You can also utilize Section 1031 of the tax code at the time of sale to defer capital gains taxes. When an asset is sold at a profit, you are liable for taxes on the capital gains. In real estate, you can utilize a 1031 exchange to defer paying these taxes. A 1031 exchange entails applying the proceeds of your sale to the purchase of another property. For a more detailed discussion of depreciation and the 1031 exchange as it applies to multifamily real estate, please see our other education resources. 

4) Physicians often have high income but not high net worth.

Many physicians have high incomes but not high net worth. This financial state is a result of the many years of education and large student debt it takes to become a physician. By the time physicians make an attending-level salary, they are ten years behind their colleagues who are not in medicine. This delayed gratification often translates to “living like a doctor”, or living beyond one’s means, once attending level salary is reached. Even if physicians do not spend beyond their means, many do not make the investments necessary to create high net worth, as it is difficult to create high net worth on a physician's salary alone. Physicians must find other means to generate wealth and allow their money to work for them. Real estate is one path to wealth creation and should be considered part of a well-diversified portfolio. 

5) Multifamily real estate has continued to thrive in the pandemic.

Multifamily real estate as an asset class has proven to be a strong investment even despite COVID. While the pandemic has stifled commerce and travel, it has not impacted the need for housing. Apartments are an evergreen investment, and people will always need a place to live. Furthermore, rent collection in the pandemic has remained healthy. Data from the National Multifamily Housing Council indicate that rent collection in 2020 was reduced by only 2% compared to 2019. While other sectors of the economy suffered catastrophic losses, multifamily real estate remained very robust. Collection of rent overall remains very strong in spite of other economic challenges, as residents of multifamily properties consider rent payment an important responsibility.
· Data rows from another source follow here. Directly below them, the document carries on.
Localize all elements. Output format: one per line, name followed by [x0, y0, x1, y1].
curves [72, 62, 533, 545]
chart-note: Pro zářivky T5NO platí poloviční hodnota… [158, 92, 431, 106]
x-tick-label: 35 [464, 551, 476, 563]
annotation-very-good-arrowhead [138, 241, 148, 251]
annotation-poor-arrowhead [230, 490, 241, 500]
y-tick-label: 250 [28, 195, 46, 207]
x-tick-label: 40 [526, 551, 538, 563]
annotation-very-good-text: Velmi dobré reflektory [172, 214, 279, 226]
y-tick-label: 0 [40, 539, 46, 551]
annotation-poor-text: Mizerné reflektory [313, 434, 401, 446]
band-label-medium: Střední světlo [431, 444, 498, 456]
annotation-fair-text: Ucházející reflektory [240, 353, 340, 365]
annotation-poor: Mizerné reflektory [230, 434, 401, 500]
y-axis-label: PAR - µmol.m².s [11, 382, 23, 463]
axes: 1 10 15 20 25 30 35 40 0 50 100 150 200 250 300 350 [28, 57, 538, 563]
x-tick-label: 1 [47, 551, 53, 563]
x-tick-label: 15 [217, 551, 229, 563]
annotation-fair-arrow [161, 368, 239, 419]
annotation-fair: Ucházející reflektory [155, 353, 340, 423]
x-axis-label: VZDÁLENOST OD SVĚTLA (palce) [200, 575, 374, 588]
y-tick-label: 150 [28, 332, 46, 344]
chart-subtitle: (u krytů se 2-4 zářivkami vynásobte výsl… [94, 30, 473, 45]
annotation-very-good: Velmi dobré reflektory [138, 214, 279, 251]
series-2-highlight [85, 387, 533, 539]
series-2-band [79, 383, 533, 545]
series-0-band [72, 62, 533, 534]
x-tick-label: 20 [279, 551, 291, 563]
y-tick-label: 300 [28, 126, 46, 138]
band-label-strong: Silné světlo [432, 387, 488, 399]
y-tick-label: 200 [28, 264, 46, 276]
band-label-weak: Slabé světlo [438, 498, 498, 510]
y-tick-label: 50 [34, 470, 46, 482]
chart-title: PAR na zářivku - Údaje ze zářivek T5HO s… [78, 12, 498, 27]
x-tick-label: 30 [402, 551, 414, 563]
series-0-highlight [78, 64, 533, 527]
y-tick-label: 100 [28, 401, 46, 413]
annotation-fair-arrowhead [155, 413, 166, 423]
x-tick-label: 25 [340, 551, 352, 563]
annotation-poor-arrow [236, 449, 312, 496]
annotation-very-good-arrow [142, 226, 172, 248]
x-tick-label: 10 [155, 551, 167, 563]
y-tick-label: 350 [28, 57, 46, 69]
Health care workers have responded courageously in the face of COVID-19. The coronavirus pandemic has had profound effects on daily life and has created uncertain economic conditions. The incomes of many, including physicians, have been adversely affected. Multifamily real estate is a source of passive income with various diversification and tax advantages. An alternate source of income is essential to weathering economic uncertainty and having long-term financial success.